Nota: essendo ProtonMail un servizio crittografato lato client, le intestazioni visibili sono quelle aggiunte durante il transito SMTP. Le intestazioni interne all'infrastruttura ProtonMail restano limitate.

Consiglio pratico

Qualunque sia il metodo, copia l'intero contenuto delle intestazioni e incollale in uno strumento di analisi delle intestazioni. Lo strumento scompone automaticamente ogni campo, calcola i ritardi tra gli hop e mette in evidenza i problemi di autenticazione.

Copia TUTTO il contenuto. Le intestazioni di un'email professionale contengono spesso tra 50 e 200 righe. Se copi solo le prime righe, perdi gli hop Received più vecchi (che si trovano in basso) e spesso le informazioni più rivelatrici.

Errore frequente: non confondere "Visualizza sorgente" (che mostra il messaggio completo, intestazioni + corpo codificato) con "Visualizza intestazioni" (solo i metadati). Per una diagnosi completa, è preferibile l'intera sorgente: contiene le firme DKIM verificabili.
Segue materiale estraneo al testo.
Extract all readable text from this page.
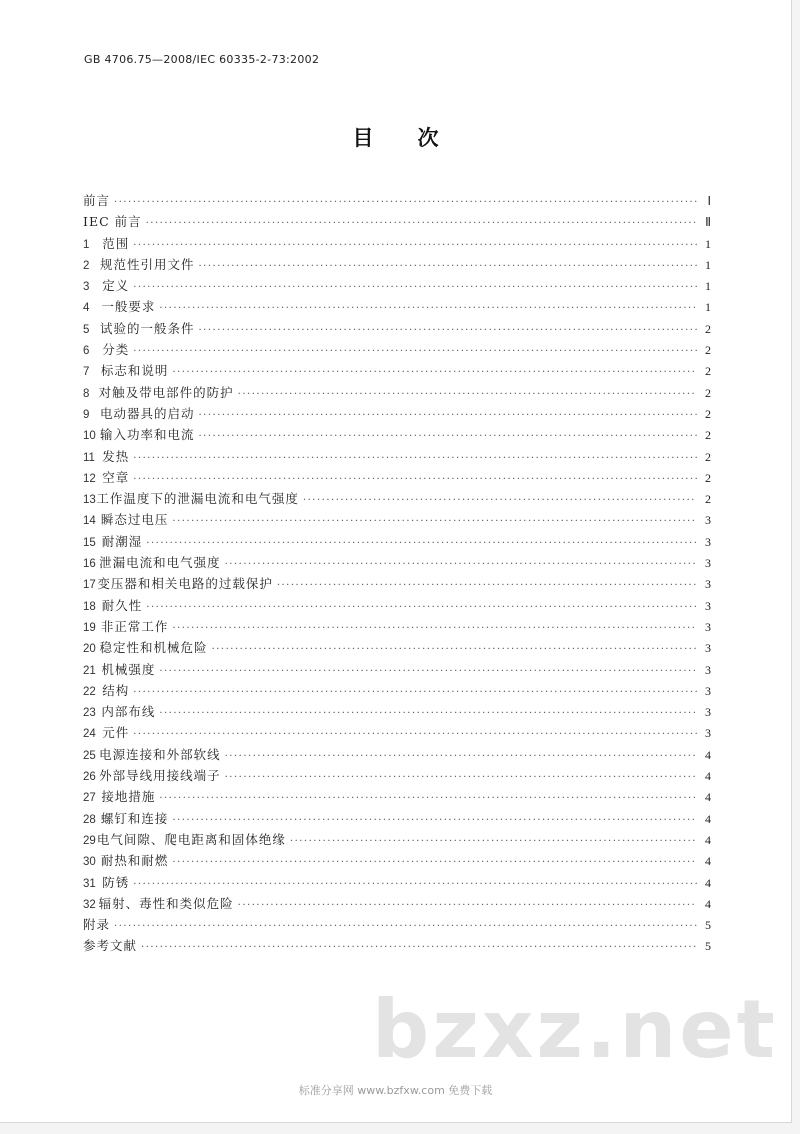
GB 4706.75—2008/IEC 60335-2-73:2002
目次
前言 ·····	Ⅰ
IEC 前言 ·····	Ⅱ
1	范围 ·····	1
2 规范性引用文件 ·····	1
3	定义 ·····	1
4 一般要求 ·····	1
5 试验的一般条件 ·····	2
6	分类 ·····	2
7 标志和说明 ·····	2
8 对触及带电部件的防护 ·····	2
9 电动器具的启动 ·····	2
10 输入功率和电流 ·····	2
11 发热 ·····	2
12 空章 ·····	2
13 工作温度下的泄漏电流和电气强度 ·····	2
14 瞬态过电压 ·····	3
15 耐潮湿 ·····	3
16 泄漏电流和电气强度 ·····	3
17 变压器和相关电路的过载保护 ·····	3
18 耐久性 ·····	3
19 非正常工作 ·····	3
20 稳定性和机械危险 ·····	3
21 机械强度 ·····	3
22 结构 ·····	3
23 内部布线 ·····	3
24 元件 ·····	3
25 电源连接和外部软线 ·····	4
26 外部导线用接线端子 ·····	4
27 接地措施 ·····	4
28 螺钉和连接 ·····	4
29 电气间隙、爬电距离和固体绝缘 ·····	4
30 耐热和耐燃 ·····	4
31 防锈 ·····	4
32 辐射、毒性和类似危险 ·····	4
附录 ·····	5
参考文献 ·····	5
bzxz.net
标准分享网 www.bzfxw.com 免费下载
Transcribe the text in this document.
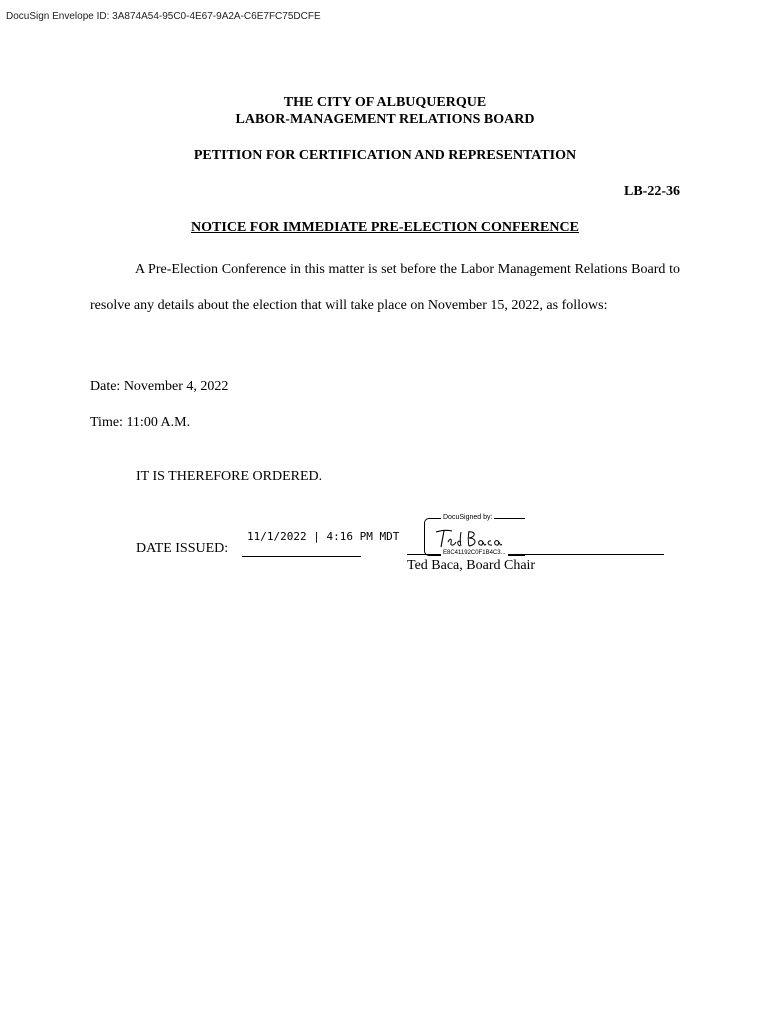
DocuSign Envelope ID: 3A874A54-95C0-4E67-9A2A-C6E7FC75DCFE
THE CITY OF ALBUQUERQUE
LABOR-MANAGEMENT RELATIONS BOARD
PETITION FOR CERTIFICATION AND REPRESENTATION
LB-22-36
NOTICE FOR IMMEDIATE PRE-ELECTION CONFERENCE

A Pre-Election Conference in this matter is set before the Labor Management Relations Board to resolve any details about the election that will take place on November 15, 2022, as follows:

Date: November 4, 2022
Time: 11:00 A.M.
IT IS THEREFORE ORDERED.
DATE ISSUED:
11/1/2022 | 4:16 PM MDT
DocuSigned by:
E8C41192C0F1B4C3...
Ted Baca, Board Chair
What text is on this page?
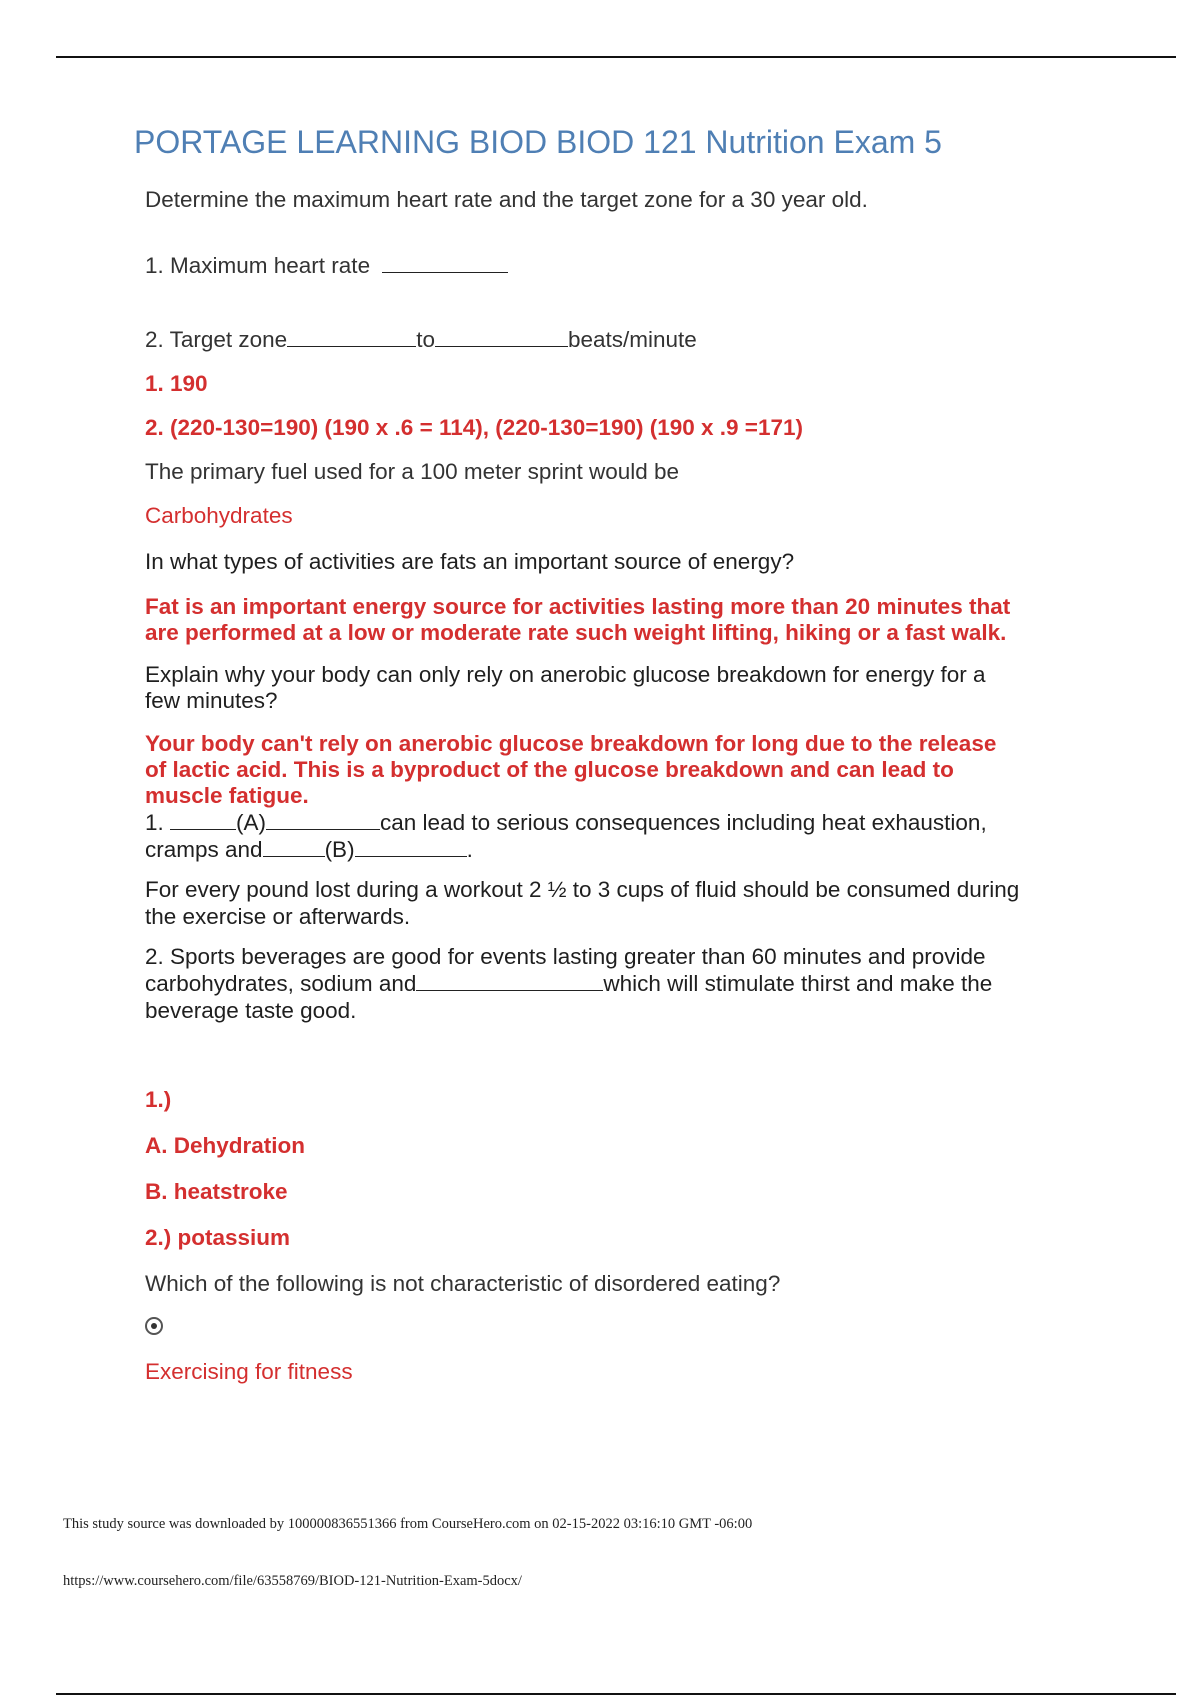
PORTAGE LEARNING BIOD BIOD 121 Nutrition Exam 5

Determine the maximum heart rate and the target zone for a 30 year old.

1. Maximum heart rate

2. Target zone	to	beats/minute

1. 190

2. (220-130=190) (190 x .6 = 114), (220-130=190) (190 x .9 =171)

The primary fuel used for a 100 meter sprint would be

Carbohydrates

In what types of activities are fats an important source of energy?

Fat is an important energy source for activities lasting more than 20 minutes that
are performed at a low or moderate rate such weight lifting, hiking or a fast walk.

Explain why your body can only rely on anerobic glucose breakdown for energy for a
few minutes?

Your body can't rely on anerobic glucose breakdown for long due to the release
of lactic acid. This is a byproduct of the glucose breakdown and can lead to
muscle fatigue.

1.	(A)	can lead to serious consequences including heat exhaustion,
cramps and	(B)	.

For every pound lost during a workout 2 ½ to 3 cups of fluid should be consumed during
the exercise or afterwards.

2. Sports beverages are good for events lasting greater than 60 minutes and provide
carbohydrates, sodium and	which will stimulate thirst and make the
beverage taste good.

1.)

A. Dehydration

B. heatstroke

2.) potassium

Which of the following is not characteristic of disordered eating?

Exercising for fitness

This study source was downloaded by 100000836551366 from CourseHero.com on 02-15-2022 03:16:10 GMT -06:00
https://www.coursehero.com/file/63558769/BIOD-121-Nutrition-Exam-5docx/
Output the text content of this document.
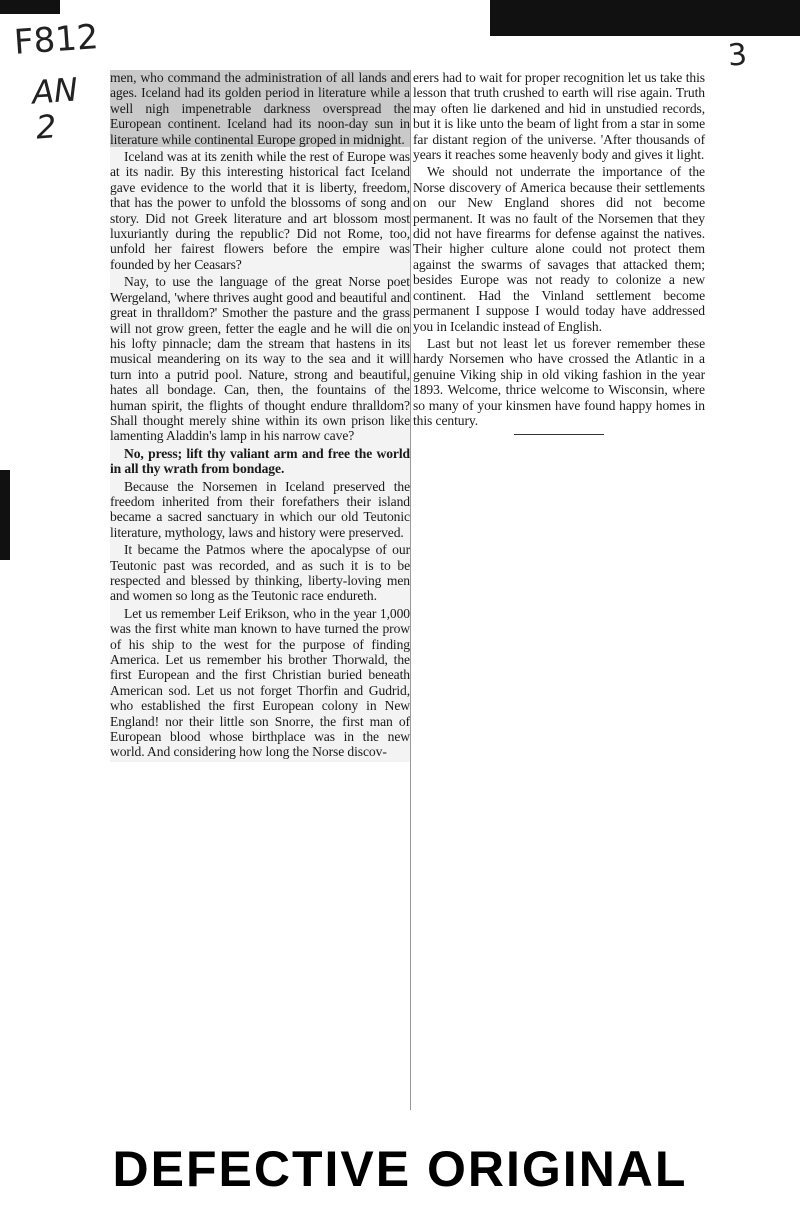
F812
AN
2
3

men, who command the administration of all lands and ages. Iceland had its golden period in literature while a well nigh impenetrable darkness overspread the European continent. Iceland had its noon-day sun in literature while continental Europe groped in midnight.

Iceland was at its zenith while the rest of Europe was at its nadir. By this interesting historical fact Iceland gave evidence to the world that it is liberty, freedom, that has the power to unfold the blossoms of song and story. Did not Greek literature and art blossom most luxuriantly during the republic? Did not Rome, too, unfold her fairest flowers before the empire was founded by her Ceasars?

Nay, to use the language of the great Norse poet Wergeland, 'where thrives aught good and beautiful and great in thralldom?' Smother the pasture and the grass will not grow green, fetter the eagle and he will die on his lofty pinnacle; dam the stream that hastens in its musical meandering on its way to the sea and it will turn into a putrid pool. Nature, strong and beautiful, hates all bondage. Can, then, the fountains of the human spirit, the flights of thought endure thralldom? Shall thought merely shine within its own prison like lamenting Aladdin's lamp in his narrow cave?

No, press; lift thy valiant arm and free the world in all thy wrath from bondage.

Because the Norsemen in Iceland preserved the freedom inherited from their forefathers their island became a sacred sanctuary in which our old Teutonic literature, mythology, laws and history were preserved.

It became the Patmos where the apocalypse of our Teutonic past was recorded, and as such it is to be respected and blessed by thinking, liberty-loving men and women so long as the Teutonic race endureth.

Let us remember Leif Erikson, who in the year 1,000 was the first white man known to have turned the prow of his ship to the west for the purpose of finding America. Let us remember his brother Thorwald, the first European and the first Christian buried beneath American sod. Let us not forget Thorfin and Gudrid, who established the first European colony in New England! nor their little son Snorre, the first man of European blood whose birthplace was in the new world. And considering how long the Norse discov-

erers had to wait for proper recognition let us take this lesson that truth crushed to earth will rise again. Truth may often lie darkened and hid in unstudied records, but it is like unto the beam of light from a star in some far distant region of the universe. 'After thousands of years it reaches some heavenly body and gives it light.

We should not underrate the importance of the Norse discovery of America because their settlements on our New England shores did not become permanent. It was no fault of the Norsemen that they did not have firearms for defense against the natives. Their higher culture alone could not protect them against the swarms of savages that attacked them; besides Europe was not ready to colonize a new continent. Had the Vinland settlement become permanent I suppose I would today have addressed you in Icelandic instead of English.

Last but not least let us forever remember these hardy Norsemen who have crossed the Atlantic in a genuine Viking ship in old viking fashion in the year 1893. Welcome, thrice welcome to Wisconsin, where so many of your kinsmen have found happy homes in this century.

DEFECTIVE ORIGINAL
Formato e struttura delle intestazioni (RFC 5322)

Il formato chiave: valore

Ogni intestazione segue un formato semplice definito dalla RFC 5322:

Nome-Del-Campo: valore del campo

Il nome del campo non è sensibile alle maiuscole (From e from sono identici), seguito dai due punti, poi dal valore. Esempi:

From: contact@captaindns.com
To: support@captaindns.com
Subject: Report di monitoring DNS - Marzo 2026
Date: Sat, 29 Mar 2026 10:15:00 +0100
Message-ID: <20260329101500.abc123@mail.captaindns.com>

Il folding (continuazione su più righe)

Quando un valore è troppo lungo per stare su una sola riga, continua sulla riga successiva con un'indentazione (spazio o tabulazione). È ciò che si chiama folding. Esempio con un'intestazione Received:

Received: from mx-out.captaindns.com (mx-out.captaindns.com [203.0.113.10])
    by mx-in.captaindns.com (Postfix) with ESMTPS id ABC123DEF
    for <support@captaindns.com>; Sat, 29 Mar 2026 10:15:02 +0100

Queste tre righe formano una sola intestazione Received. La regola: ogni riga che inizia con uno spazio bianco è la continuazione dell'intestazione precedente.

L'ordine di lettura: dal basso verso l'alto per i Received

Ecco la particolarità più importante delle intestazioni email: le intestazioni Received si leggono dal basso verso l'alto.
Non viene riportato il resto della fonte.